Alvarez-Machain, United States v. 504 U.S. 655 (1992)
ALVAREZ-MACHAIN, UNITED STATES v. 504 U.S. 655 (1992)
The Constitution requires the President to "take Care that the Laws be faithfully executed." Those laws include both treaties and customary international law. In United States v. Alvarez-Machain (1992), however, the executive branch effectively ignored the obligations of the United States under international law, and still it was upheld by the Supreme Court.
Humberto Alvarez-Machain, a Mexican citizen, was indicted for participating in the kidnapping, torture, and murder of a U.S. Drug Enforcement Administration agent. Rather than seek Alvarez-Machain's extradition, the United States offered a reward for his abduction and delivery to the United States. Mexico protested that the abduction violated its extradition treaty with the United States, which provided that neither nation was bound to deliver up its own nationals but that each would have discretion to do so upon the request of the other.
In a 6–3 decision, the Supreme Court concluded that the treaty did not "specify the only way in which one country may gain custody of a national of the other country for the purposes of prosecution" and that, in the absence of an express prohibition, forcible abduction did not violate the treaty.
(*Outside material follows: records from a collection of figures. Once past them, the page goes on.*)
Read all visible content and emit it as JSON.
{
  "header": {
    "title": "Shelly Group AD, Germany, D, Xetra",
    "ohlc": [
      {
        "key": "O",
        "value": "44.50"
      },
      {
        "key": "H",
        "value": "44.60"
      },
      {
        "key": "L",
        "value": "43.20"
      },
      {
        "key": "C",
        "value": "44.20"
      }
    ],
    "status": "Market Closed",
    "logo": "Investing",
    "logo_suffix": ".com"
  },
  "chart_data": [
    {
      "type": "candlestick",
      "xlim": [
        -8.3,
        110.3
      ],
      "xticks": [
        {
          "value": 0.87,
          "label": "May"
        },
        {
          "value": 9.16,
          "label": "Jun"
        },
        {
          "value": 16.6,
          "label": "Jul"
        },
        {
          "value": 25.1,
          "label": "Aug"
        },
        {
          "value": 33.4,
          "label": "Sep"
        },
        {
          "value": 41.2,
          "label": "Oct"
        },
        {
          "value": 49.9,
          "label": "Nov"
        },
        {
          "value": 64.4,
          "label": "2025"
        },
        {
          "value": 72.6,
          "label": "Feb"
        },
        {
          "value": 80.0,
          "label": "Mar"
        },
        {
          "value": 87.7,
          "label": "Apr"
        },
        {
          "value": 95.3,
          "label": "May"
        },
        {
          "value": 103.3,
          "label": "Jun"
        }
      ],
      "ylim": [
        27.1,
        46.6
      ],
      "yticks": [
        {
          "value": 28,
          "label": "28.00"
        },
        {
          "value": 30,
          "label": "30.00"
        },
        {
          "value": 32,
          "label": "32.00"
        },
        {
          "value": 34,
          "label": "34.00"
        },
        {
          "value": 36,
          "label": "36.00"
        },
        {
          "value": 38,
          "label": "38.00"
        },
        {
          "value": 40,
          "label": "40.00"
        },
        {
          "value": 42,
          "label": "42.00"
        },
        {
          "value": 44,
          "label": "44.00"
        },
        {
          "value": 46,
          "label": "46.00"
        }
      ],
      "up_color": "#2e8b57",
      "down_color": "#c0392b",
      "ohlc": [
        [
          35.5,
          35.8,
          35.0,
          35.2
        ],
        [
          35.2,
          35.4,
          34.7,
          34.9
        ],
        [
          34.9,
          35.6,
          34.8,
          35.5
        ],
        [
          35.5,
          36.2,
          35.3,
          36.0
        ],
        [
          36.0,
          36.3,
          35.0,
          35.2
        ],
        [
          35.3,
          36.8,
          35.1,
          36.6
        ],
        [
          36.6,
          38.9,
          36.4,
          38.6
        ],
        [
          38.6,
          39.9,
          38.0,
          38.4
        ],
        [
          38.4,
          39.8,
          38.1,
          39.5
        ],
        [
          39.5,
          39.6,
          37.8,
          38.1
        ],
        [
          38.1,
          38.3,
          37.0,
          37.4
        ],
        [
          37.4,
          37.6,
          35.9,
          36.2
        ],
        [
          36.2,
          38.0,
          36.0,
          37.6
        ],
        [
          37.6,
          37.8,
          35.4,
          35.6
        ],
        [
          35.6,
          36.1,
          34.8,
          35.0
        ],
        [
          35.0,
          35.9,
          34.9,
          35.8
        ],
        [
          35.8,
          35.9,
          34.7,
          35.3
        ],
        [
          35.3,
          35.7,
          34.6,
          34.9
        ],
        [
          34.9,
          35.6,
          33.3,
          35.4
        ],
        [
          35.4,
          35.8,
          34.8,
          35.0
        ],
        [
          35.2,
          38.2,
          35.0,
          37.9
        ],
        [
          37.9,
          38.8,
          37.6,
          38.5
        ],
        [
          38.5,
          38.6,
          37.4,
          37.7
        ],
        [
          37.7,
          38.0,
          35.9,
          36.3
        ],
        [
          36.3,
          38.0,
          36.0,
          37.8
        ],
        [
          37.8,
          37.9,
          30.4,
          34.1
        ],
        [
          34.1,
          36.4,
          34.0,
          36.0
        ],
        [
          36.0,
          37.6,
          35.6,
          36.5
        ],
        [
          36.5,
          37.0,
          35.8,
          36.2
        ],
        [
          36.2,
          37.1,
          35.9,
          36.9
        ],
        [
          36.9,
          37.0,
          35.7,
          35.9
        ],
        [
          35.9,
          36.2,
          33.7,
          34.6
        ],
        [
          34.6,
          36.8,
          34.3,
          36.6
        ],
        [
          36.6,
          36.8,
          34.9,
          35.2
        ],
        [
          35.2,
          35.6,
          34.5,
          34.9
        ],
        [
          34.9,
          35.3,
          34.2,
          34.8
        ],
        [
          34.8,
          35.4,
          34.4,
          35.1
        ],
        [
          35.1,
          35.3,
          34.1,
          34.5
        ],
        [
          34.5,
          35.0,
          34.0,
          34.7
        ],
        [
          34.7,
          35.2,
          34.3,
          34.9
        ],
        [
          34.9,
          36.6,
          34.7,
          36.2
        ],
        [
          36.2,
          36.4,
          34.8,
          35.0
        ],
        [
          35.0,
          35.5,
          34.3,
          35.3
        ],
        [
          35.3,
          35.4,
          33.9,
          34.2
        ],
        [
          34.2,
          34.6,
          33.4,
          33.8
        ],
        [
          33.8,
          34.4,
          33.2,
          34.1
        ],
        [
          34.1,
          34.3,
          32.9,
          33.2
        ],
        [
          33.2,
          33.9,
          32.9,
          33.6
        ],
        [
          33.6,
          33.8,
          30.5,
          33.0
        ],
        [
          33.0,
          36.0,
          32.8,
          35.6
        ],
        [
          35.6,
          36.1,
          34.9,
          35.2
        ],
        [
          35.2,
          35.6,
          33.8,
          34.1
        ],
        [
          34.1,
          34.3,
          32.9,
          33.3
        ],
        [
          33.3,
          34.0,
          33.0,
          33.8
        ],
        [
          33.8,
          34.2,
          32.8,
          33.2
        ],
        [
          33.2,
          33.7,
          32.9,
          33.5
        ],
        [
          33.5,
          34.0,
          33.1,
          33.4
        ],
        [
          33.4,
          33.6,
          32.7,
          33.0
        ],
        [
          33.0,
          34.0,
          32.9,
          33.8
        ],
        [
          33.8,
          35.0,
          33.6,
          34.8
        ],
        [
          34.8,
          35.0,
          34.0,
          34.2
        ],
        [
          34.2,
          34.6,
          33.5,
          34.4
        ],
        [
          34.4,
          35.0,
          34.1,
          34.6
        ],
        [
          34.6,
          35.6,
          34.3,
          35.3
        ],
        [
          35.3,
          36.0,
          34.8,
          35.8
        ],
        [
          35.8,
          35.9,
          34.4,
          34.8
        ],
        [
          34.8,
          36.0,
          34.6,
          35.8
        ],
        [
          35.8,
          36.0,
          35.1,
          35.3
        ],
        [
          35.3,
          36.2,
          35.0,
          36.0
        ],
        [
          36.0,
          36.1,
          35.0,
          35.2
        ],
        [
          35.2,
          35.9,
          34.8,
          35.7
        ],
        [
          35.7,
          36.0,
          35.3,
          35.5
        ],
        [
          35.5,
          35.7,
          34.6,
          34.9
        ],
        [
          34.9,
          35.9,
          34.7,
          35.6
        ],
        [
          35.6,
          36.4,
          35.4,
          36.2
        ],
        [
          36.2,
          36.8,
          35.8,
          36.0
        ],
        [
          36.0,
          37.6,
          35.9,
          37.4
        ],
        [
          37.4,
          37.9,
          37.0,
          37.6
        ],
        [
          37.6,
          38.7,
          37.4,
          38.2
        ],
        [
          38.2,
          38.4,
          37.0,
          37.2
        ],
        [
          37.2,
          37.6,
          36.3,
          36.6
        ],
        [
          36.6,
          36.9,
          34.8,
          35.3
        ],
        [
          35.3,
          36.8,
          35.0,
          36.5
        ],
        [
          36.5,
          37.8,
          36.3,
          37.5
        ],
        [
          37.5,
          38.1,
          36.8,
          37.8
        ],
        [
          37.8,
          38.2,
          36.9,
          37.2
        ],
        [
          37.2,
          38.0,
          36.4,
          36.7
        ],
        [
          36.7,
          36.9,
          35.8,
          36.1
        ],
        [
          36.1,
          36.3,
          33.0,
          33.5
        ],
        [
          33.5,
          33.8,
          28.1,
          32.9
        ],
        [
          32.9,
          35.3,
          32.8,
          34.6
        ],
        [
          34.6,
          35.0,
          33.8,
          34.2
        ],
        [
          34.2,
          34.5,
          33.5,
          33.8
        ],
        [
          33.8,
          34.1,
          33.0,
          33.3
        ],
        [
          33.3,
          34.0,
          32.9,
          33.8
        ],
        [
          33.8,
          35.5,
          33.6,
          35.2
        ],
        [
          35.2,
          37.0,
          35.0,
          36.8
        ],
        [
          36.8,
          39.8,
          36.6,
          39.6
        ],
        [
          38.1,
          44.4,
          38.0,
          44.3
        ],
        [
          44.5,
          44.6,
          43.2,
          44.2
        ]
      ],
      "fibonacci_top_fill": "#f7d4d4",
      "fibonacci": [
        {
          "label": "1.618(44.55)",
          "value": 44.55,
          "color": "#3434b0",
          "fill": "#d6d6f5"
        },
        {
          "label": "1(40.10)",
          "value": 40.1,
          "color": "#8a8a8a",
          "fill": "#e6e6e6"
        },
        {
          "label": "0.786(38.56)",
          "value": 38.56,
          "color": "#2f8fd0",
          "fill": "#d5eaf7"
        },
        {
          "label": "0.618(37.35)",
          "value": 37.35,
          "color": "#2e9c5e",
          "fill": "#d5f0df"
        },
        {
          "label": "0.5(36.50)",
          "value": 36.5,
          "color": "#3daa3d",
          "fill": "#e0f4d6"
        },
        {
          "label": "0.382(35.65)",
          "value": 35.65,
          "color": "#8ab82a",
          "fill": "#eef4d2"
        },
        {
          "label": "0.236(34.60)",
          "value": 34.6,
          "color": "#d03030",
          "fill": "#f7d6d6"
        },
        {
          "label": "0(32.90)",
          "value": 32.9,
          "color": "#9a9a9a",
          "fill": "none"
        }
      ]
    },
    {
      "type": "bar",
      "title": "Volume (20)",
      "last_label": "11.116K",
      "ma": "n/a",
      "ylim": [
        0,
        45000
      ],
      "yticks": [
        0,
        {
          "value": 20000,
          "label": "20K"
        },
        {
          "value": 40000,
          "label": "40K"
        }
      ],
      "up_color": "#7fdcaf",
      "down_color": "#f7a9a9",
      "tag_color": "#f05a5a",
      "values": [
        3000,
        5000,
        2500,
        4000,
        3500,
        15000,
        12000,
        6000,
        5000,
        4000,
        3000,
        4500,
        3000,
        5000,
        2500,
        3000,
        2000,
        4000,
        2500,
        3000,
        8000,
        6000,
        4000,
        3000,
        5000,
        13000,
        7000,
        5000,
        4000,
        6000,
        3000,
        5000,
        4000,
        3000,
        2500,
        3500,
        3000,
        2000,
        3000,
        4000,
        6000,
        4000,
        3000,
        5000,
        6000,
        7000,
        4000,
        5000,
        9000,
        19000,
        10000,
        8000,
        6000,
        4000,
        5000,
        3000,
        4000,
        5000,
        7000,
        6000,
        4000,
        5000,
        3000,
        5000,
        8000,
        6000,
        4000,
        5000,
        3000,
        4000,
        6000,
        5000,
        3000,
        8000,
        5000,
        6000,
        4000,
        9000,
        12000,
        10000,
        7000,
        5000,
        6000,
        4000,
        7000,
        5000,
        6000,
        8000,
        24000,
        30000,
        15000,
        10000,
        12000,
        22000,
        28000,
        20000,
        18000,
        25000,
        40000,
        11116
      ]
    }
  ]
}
The Court, in a majority opinion authored by Chief Justice william h. rehnquist, acknowledged that such an abduction might still violate "general international law principles," but held that the district court retained jurisdiction because under the venerable Ker–Frisbie rule "the power of a court to try a person for a crime is not impaired by the fact that he has been brought within the court's jurisdiction by reason of a 'forcible abduction.' "
Unfortunately, Alvarez-Machain is not the only case in which the executive branch's decision to ignore its treaty obligations has been upheld by the Court. In Sale v. Haitian Centers Council (1993), the executive took the position that the United Nations Convention Relating to the Status of Refugees, which forbade its signatories to "return … a refugee in any manner whatsoever" to a country where that refugee would suffer persecution, did not prohibit the U.S. Coast Guard from returning refugees intercepted at sea to Haiti. The Court agreed. In Breard v. Greene (1998), the United States effectively conceded that the Vienna Convention on Consular Relations had been violated because Virginia had not notified a Paraguayan citizen arrested for murder of his right to consular access. The executive branch argued, however, that the Paraguayan citizen had defaulted this claim by not raising it earlier and that Paraguay was not entitled to bring suit in federal court for a violation of the treaty. The Court agreed. Such cases cast doubt not only on the President's commitment to "take Care that the Laws be faithfully executed" but on the reliability of the United States as a treaty partner as well.
William S. Dodge
(2000)
Bibliography
Glennon, Michael J. 1992 State-Sponsored Abduction: A Comment on United States v. Alvarez-Machain. American Journal of International Law 86:746–756.
Halberstam, Malvina 1992 In Defense of the Supreme Court Decision in Alvarez-Machain. American Journal of International Law 86:736–746.
Mann, F.A. 1989 Reflections on the Prosecution of Persons Abducted in Breach of International Law. Pages 407–421 in Yoram Dinstein, ed., International Law at a Time of Perplexity. Dordrecht, The Netherlands: Martinus Nijhoff Publishers.
Vagts, Detlev F. 1998 Taking Treaties Less Seriously. American Journal of International Law 92:458–462.